Молчание, воцарившееся в каземате, было абсолютным. Такую тишину можно слышать, такую тишину можно взрезать ударом сабли, кабы только эта сабля в руках была… Булганов задышал тяжело, с хрипом выталкивая воздух из легких, Сабуров молча усмехался, десять солдат угрюмо уставились в землю.
Борис кивнул. Он и не ждал иного приговора.
– Что ж, и на том спасибо государю, – стараясь сохранять хладнокровие, проговорил Тугай.
Тощий курьер поправил очки на носу и вновь взглянул в лежавшую в папке бумагу.
– Но его императорское величество по доброте своей великой, – зачитал он далее, – превыше закона ставит именно милосердие. И повелевает заменить казнь смертную на каторжные работы в Сибири сроком в двадцать лет.
Как будто над горячим летним днем надругалась ледяная буря бескрайней тайги. Дрожь пробрала всех, кто слышал тот приговор. Майор Булганов закусил губу. Борис Тугай непонимающим взглядом воззрился на царского курьера.
– Двадцать лет Сибири… – проговорил он тихо.
– Его императорское величество по доброте своей великой…
– По доброте? – срывающимся голосом внезапно выкрикнул Тугай. – По доброте?
Все вздрогнули от неожиданности. Видение покрытых льдом глубоких рек, завывающей снежной бури, голодных волчьих стай и непроходимых лесных чащ отступило.

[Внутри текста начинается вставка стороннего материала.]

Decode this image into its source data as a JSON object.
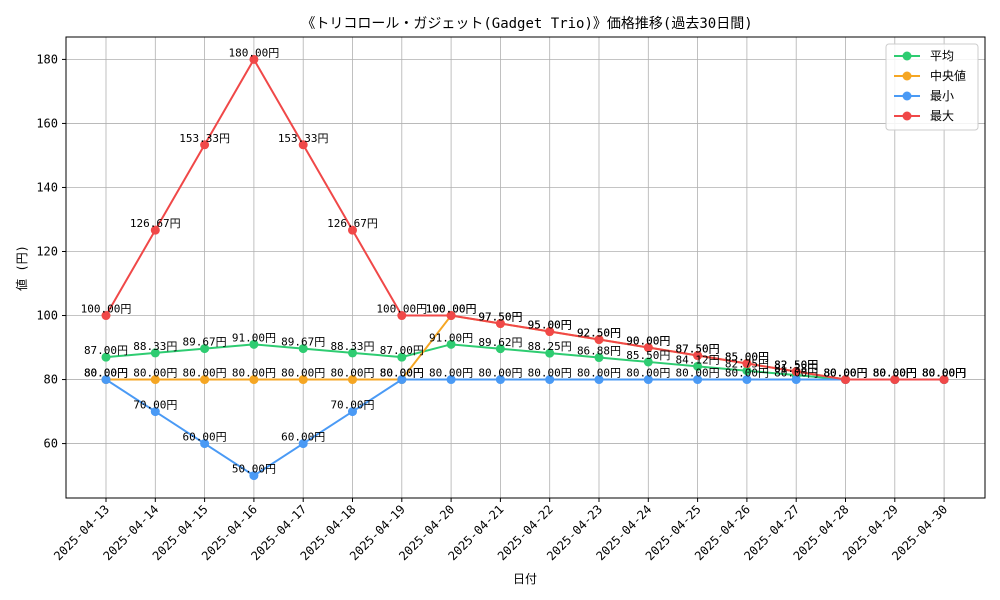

– По доброте? Тогда почему ж он не убьет меня сразу? Почему хочет убивать долгих двадцать лет? Ни с чем не сравнимая жестокость! Майор Булганов, дайте мне перо и бумагу. Я буду писать государю. Я попрошу его расстрелять меня! Двадцать лет Сибири! Никогда, никогда! Да я скорее проломлю себе голову о стену!
– Успокойтесь, Борис Степанович! – Булганов провел дрожащей рукой по лицу. – И в Сибири можно жить.
– Да знаете ли вы, что такое жить в Сибири двадцать лет?
Булганов молчал. Еще никого он не видел воротившимся из тайги, за исключением нескольких монахов, торговых караванов и солдат. Сосланные же в Сибирь исчезали в бездонном омуте сибирском, как будто были они лишь каплями дождя.
– Я требую, чтобы меня расстреляли! – вновь выкрикнул Борис. – Это не милосердие, это изощренная дьявольщина какая-то! Будь проклят этот убийца!
– Я передам эти слова его величеству, – с тихой угрозой в голосе промолвил Сабуров. – Какая черная неблагодарность! Вам даруют жизнь, а вы проклинаете государя за его доброту.
– Коли уж есть Господь на небесах, – дрожащим голосом произнес Тугай, – он непременно в один прекрасный день, Сабуров, отправит вас гнить в Сибири.
Дознаватель побледнел от гнева, повернулся к Тугаю спиной и торопливо покинул камеру. Майор Булганов кивнул солдатам. И они, и курьер были рады поскорее покинуть каземат. Им и так еще предстояли два невеселых часа обхода. Курьер обязан был зачитать приговор всем содержавшимся под арестом заговорщикам, а лейтенант Тугай попался ему первым по счету.